March 3, 2015

Insecure Writers' Support Group - February Grace and Upon a Time OR where to find inspiration for writing

According to Jack London: “You can’t wait for inspiration. You have to go after it with a club.”
While I agree that finding inspiration feels like a fight a lot of the time, we can also find it in places that are staring us right in the face. For this blog post, I’m referring to fairy tales. They’ve become so familiar to us that we may overlook them as sources of inspiration.

Take, for example, the story of Cinderella. Out of curiosity, I wanted to know how many versions of the story have been written. Wikipedia listed too many to count. The one we’ve come to recognize as the classic tale with a pumpkin and fairy godmother came from Charles Perrault in 1697 under the name of Cendrillon.

The amazing thing about writers and our creativity is that if you gave 50 authors the Cinderella story, or any other fairy tale, and asked them to write their version of it, you could end up with a hundred different stories (at least if some of them were like me and had more than one way to make it different).

When my blogging friend February Grace used it for inspiration, she came up with a version I had never imagined myself but now treasure as one of my favorites. To summarize the plot:

A blacksmith’s apprentice who would be a knight. The heir to the throne, at death’s door. One woman who would save them both, if she could… 

Charlotte was number sixty-four in the second group of young, hopeful maidens intended to meet the Prince at a grand ball in his honor. 

That introduction was not to be. 

She returned home to her tiny village—and her visions of a future limited by it—without any warning of the drastic turn her life was about to take. 

Soon she would be fighting against the odds to help keep a gravely wounded stranger alive; and waging war with her own heart, as he stirred feelings in her she’d never known. 

When the stranger’s royal identity is revealed, Charlotte is faced with an entirely different battle: one to keep her family, village, and the injured Prince in her care all safe from a madman set on taking the throne by any means necessary.

When I asked February what had inspired her to write this particular version, she said, “I have always wondered in the back of my mind what happened to the girls who weren't picked at the ball. So that turned into the idea of Charlotte, which turned into UPON A TIME but somewhere in it all it became so much more than her story. It became that of Thomas (the blacksmith’s apprentice), and the Prince, and the trials and physical challenges they would have to overcome.

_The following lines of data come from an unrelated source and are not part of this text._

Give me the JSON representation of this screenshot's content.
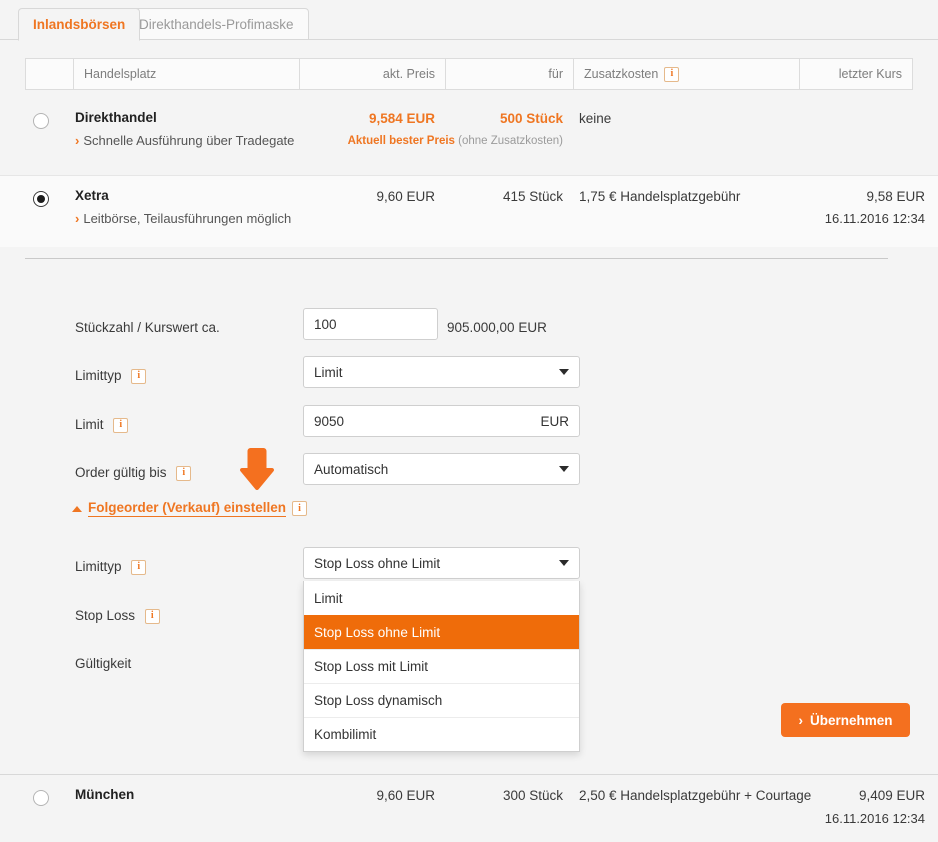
{
  "tabs": [
    {
      "label": "Inlandsbörsen",
      "active": true
    },
    {
      "label": "Direkthandels-Profimaske",
      "active": false
    }
  ],
  "table": {
    "headers": {
      "handelsplatz": "Handelsplatz",
      "akt_preis": "akt. Preis",
      "fuer": "für",
      "zusatzkosten": "Zusatzkosten",
      "zusatzkosten_info_icon": "info-icon",
      "letzter_kurs": "letzter Kurs"
    },
    "rows": [
      {
        "name": "Direkthandel",
        "sub": "Schnelle Ausführung über Tradegate",
        "price": "9,584 EUR",
        "qty": "500 Stück",
        "zusatzkosten": "keine",
        "best_label": "Aktuell bester Preis",
        "best_note": "(ohne Zusatzkosten)",
        "last": "",
        "last_time": "",
        "selected": false
      },
      {
        "name": "Xetra",
        "sub": "Leitbörse, Teilausführungen möglich",
        "price": "9,60 EUR",
        "qty": "415 Stück",
        "zusatzkosten": "1,75 € Handelsplatzgebühr",
        "best_label": "",
        "best_note": "",
        "last": "9,58 EUR",
        "last_time": "16.11.2016 12:34",
        "selected": true
      },
      {
        "name": "München",
        "sub": "",
        "price": "9,60 EUR",
        "qty": "300 Stück",
        "zusatzkosten": "2,50 € Handelsplatzgebühr + Courtage",
        "best_label": "",
        "best_note": "",
        "last": "9,409 EUR",
        "last_time": "16.11.2016 12:34",
        "selected": false
      }
    ]
  },
  "form": {
    "stueckzahl_label": "Stückzahl / Kurswert ca.",
    "stueckzahl_value": "100",
    "kurswert_value": "905.000,00 EUR",
    "limittyp_label": "Limittyp",
    "limittyp_value": "Limit",
    "limit_label": "Limit",
    "limit_value": "9050",
    "limit_suffix": "EUR",
    "gueltig_label": "Order gültig bis",
    "gueltig_value": "Automatisch",
    "info_icon": "info-icon",
    "arrow_icon": "down-arrow-icon"
  },
  "folgeorder": {
    "toggle_label": "Folgeorder (Verkauf) einstellen",
    "caret_icon": "chevron-up-icon",
    "info_icon": "info-icon",
    "limittyp_label": "Limittyp",
    "limittyp_value": "Stop Loss ohne Limit",
    "stoploss_label": "Stop Loss",
    "gueltigkeit_label": "Gültigkeit",
    "options": [
      {
        "label": "Limit",
        "selected": false
      },
      {
        "label": "Stop Loss ohne Limit",
        "selected": true
      },
      {
        "label": "Stop Loss mit Limit",
        "selected": false
      },
      {
        "label": "Stop Loss dynamisch",
        "selected": false
      },
      {
        "label": "Kombilimit",
        "selected": false
      }
    ]
  },
  "submit": {
    "label": "Übernehmen",
    "chevron": "›"
  },
  "colors": {
    "accent": "#ef7622",
    "highlight": "#ef6c0a",
    "button": "#f4701f",
    "page_bg": "#f4f4f4"
  }
}
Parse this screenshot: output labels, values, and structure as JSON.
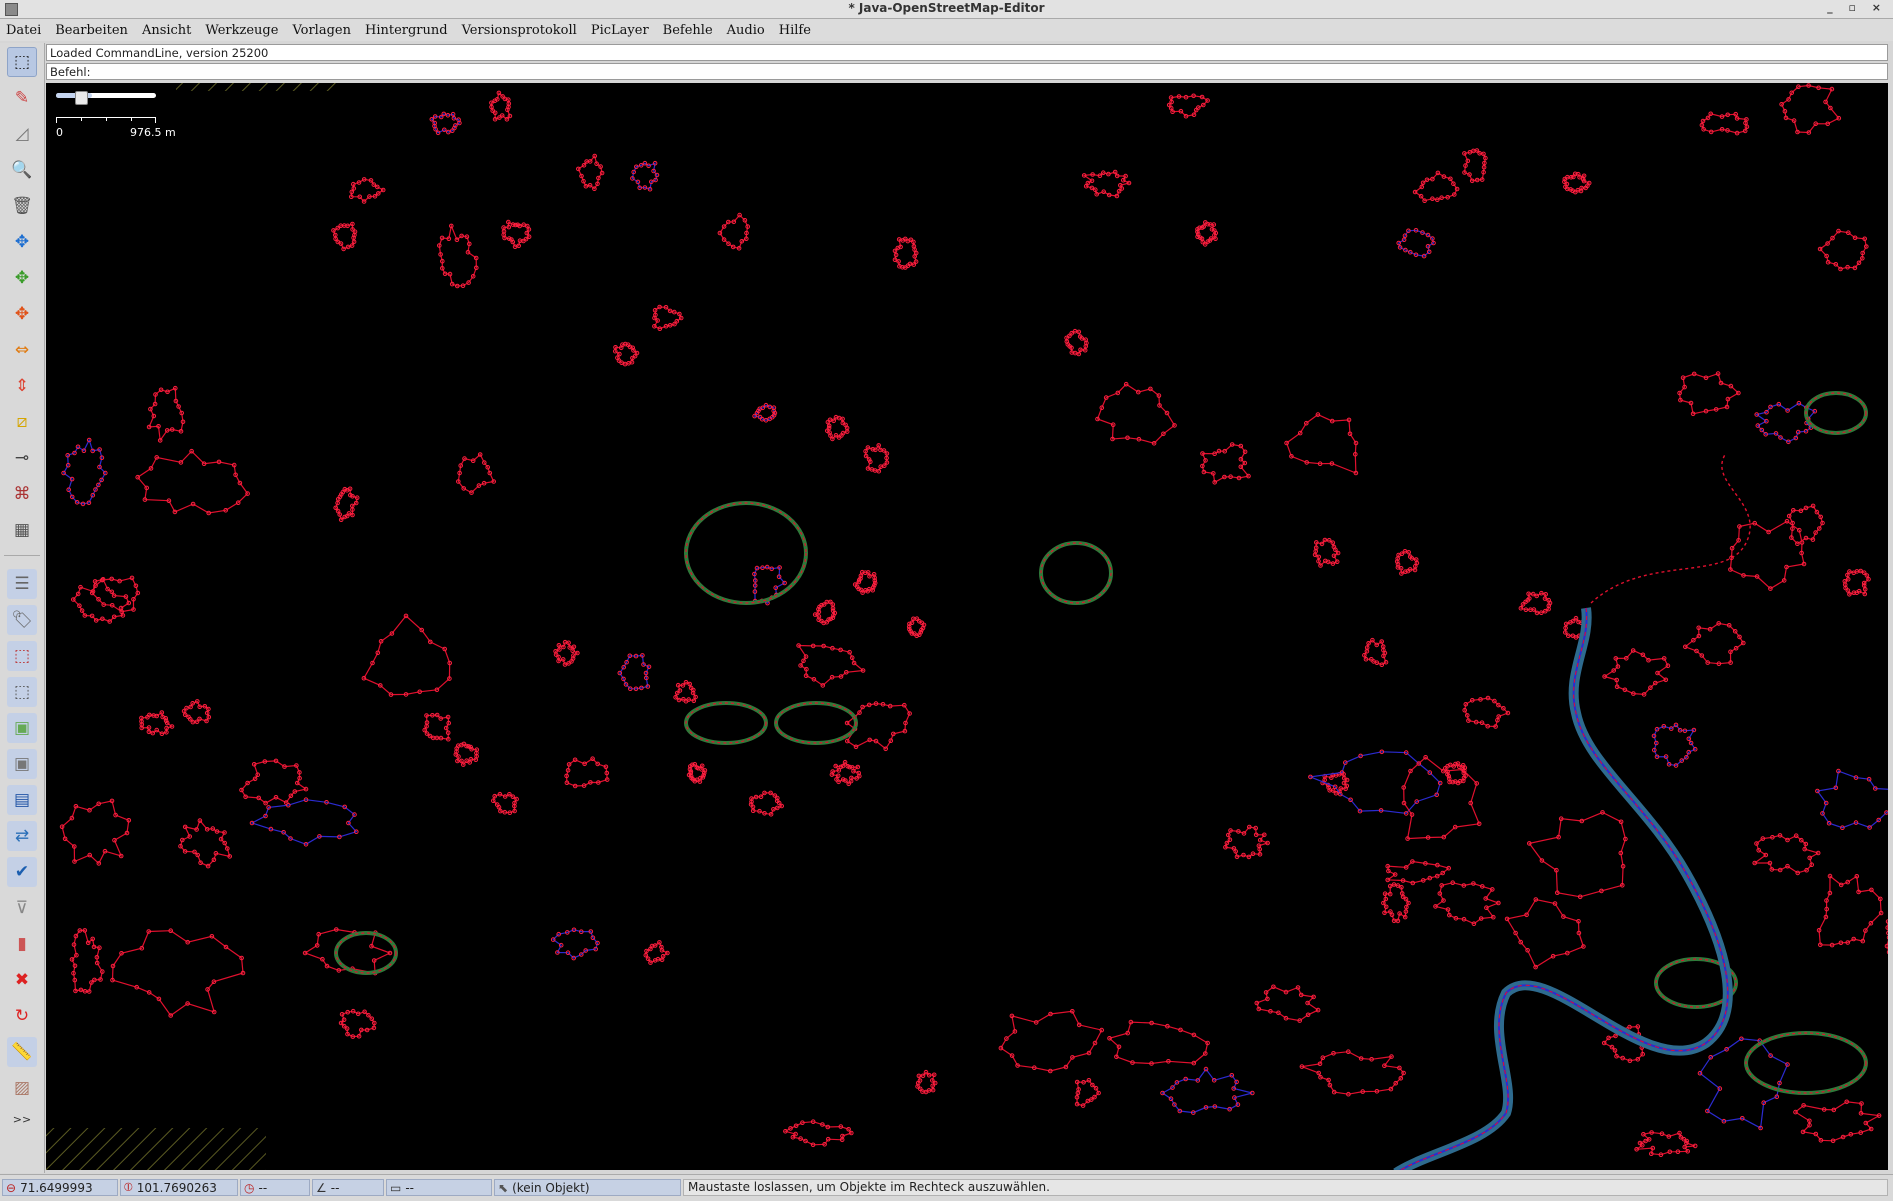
{
  "window": {
    "title": "* Java-OpenStreetMap-Editor",
    "controls": "_ ▫ ×"
  },
  "menu": {
    "items": [
      "Datei",
      "Bearbeiten",
      "Ansicht",
      "Werkzeuge",
      "Vorlagen",
      "Hintergrund",
      "Versionsprotokoll",
      "PicLayer",
      "Befehle",
      "Audio",
      "Hilfe"
    ]
  },
  "command_line": {
    "log": "Loaded CommandLine, version 25200",
    "prompt": "Befehl:"
  },
  "toolbar": {
    "tools": [
      {
        "icon": "select-icon",
        "glyph": "⬚"
      },
      {
        "icon": "draw-icon",
        "glyph": "✎"
      },
      {
        "icon": "measure-icon",
        "glyph": "◿"
      },
      {
        "icon": "zoom-icon",
        "glyph": "🔍"
      },
      {
        "icon": "delete-icon",
        "glyph": "🗑"
      },
      {
        "icon": "move-icon",
        "glyph": "✥"
      },
      {
        "icon": "rotate-icon",
        "glyph": "✥"
      },
      {
        "icon": "scale-icon",
        "glyph": "✥"
      },
      {
        "icon": "align-horizontal-icon",
        "glyph": "⇔"
      },
      {
        "icon": "align-vertical-icon",
        "glyph": "⇕"
      },
      {
        "icon": "parallel-icon",
        "glyph": "⧄"
      },
      {
        "icon": "extrude-icon",
        "glyph": "⊸"
      },
      {
        "icon": "improve-way-icon",
        "glyph": "⌘"
      },
      {
        "icon": "building-icon",
        "glyph": "▦"
      }
    ],
    "panels": [
      {
        "icon": "layers-icon",
        "glyph": "☰"
      },
      {
        "icon": "tags-icon",
        "glyph": "🏷"
      },
      {
        "icon": "selection-icon",
        "glyph": "⬚"
      },
      {
        "icon": "relations-icon",
        "glyph": "⬚"
      },
      {
        "icon": "image-icon",
        "glyph": "▣"
      },
      {
        "icon": "photo-icon",
        "glyph": "▣"
      },
      {
        "icon": "imagery-icon",
        "glyph": "▤"
      },
      {
        "icon": "conflict-icon",
        "glyph": "⇄"
      },
      {
        "icon": "validator-icon",
        "glyph": "✔"
      },
      {
        "icon": "filter-icon",
        "glyph": "⊽"
      },
      {
        "icon": "history-icon",
        "glyph": "▮"
      },
      {
        "icon": "close-icon",
        "glyph": "✖"
      },
      {
        "icon": "changeset-icon",
        "glyph": "↻"
      },
      {
        "icon": "ruler-icon",
        "glyph": "📏"
      },
      {
        "icon": "piclayer-icon",
        "glyph": "▨"
      }
    ],
    "more_label": ">>"
  },
  "map": {
    "background": "#000000",
    "outline_color": "#e0102e",
    "node_color": "#ff2040",
    "way_color": "#2b2bd1",
    "water_color": "#2e6b8f",
    "scale_min": "0",
    "scale_max": "976.5 m"
  },
  "statusbar": {
    "lat": "71.6499993",
    "lon": "101.7690263",
    "heading": "--",
    "angle": "--",
    "distance": "--",
    "selection": "(kein Objekt)",
    "help": "Maustaste loslassen, um Objekte im Rechteck auszuwählen."
  }
}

“The characters became dear to me (as someone who faces physical challenges every day myself) and I can only hope it makes those out there facing all kinds of physical struggles to feel understood, inspired, and less alone.”



To read a brief exerpt, go here.  To see where you can find this beautiful story in e-format and paperback, read my last post. To find inspiration, maybe you can look for it in stories you already know. If you need more encouragement, check out the other posts for The Insecure Writers’ Support Group (posts available March 4th).

12 comments:

authorcgcoppola.com said...

The great thing about a story is that it doesn't end with just the main character/situation. There are supporting characters, right? They all have their own lives. So, in essence, one story could break apart a thousand times to tell the tales and trials of things never seen on the page. Cool concept with Upon a Time. I'll check it out.

February Grace said...

Thank you again, so much, for your amazing support of me and my writing! You are awesome.

I love how you tied in your theme with the story, and you're right there are more versions of Cinderella than you can count! I am so honored to know that my version of events surrounding the great ball and princess of legend is one that you really enjoyed.

Thank you from the bottom of my heart!

Nick Wilford said...

Congrats to February! That sounds like a great version. Yes, fairy tales are endlessly inspiring. So are all stories; I'm inspired every time I read a book. (Even if it's bad, it inspires me to write a better one!)

Diane Burton said...

Love the Jack London quote about going after inspiration with a club. Yep, no waiting around. February was a great month writing-wise. I'm chugging away on my WIP like the Little Engine That Could. :)

Jenni Enzor said...

Wow! I love retellings, and this book sounds fantastic. It is amazing how no two writers could write the same story really.

Dee Connell said...

A very creative take on the classic tale! I thought I had come up with a unique premise the other day, but then found a similar book coming out this year. It's good to remember that no story is completely new; it's how the story is told that matters.

Lanise Brown said...

Fairy tales seem to be really popular and in demand now with all the books, movies, and tv shows that have new spins on those classic stories. I think you're right that fairy tales can be used as inspiration for new, great stories. By the way, that's a lovely cover for Once Upon A Time. :)

Sandra Cox said...

What a fascinating concept. And who doesn't love a Cinderella story.

Annalisa Crawford said...

It's really interesting to think that a story we all know could be so very different in someone else's hands.

Congrats to February :-)

Susan Gourley/Kelley said...

That really sounds like an interesting take on Cinderella. Good point about how writers will all come up with different interpretations.

Susan Gourley/Kelley said...

And I just bought February's book.

M Pax said...

It's wonderful to see all the inspiration inspired by one story. This is a great twist on Cinderella. Thanks for sharing.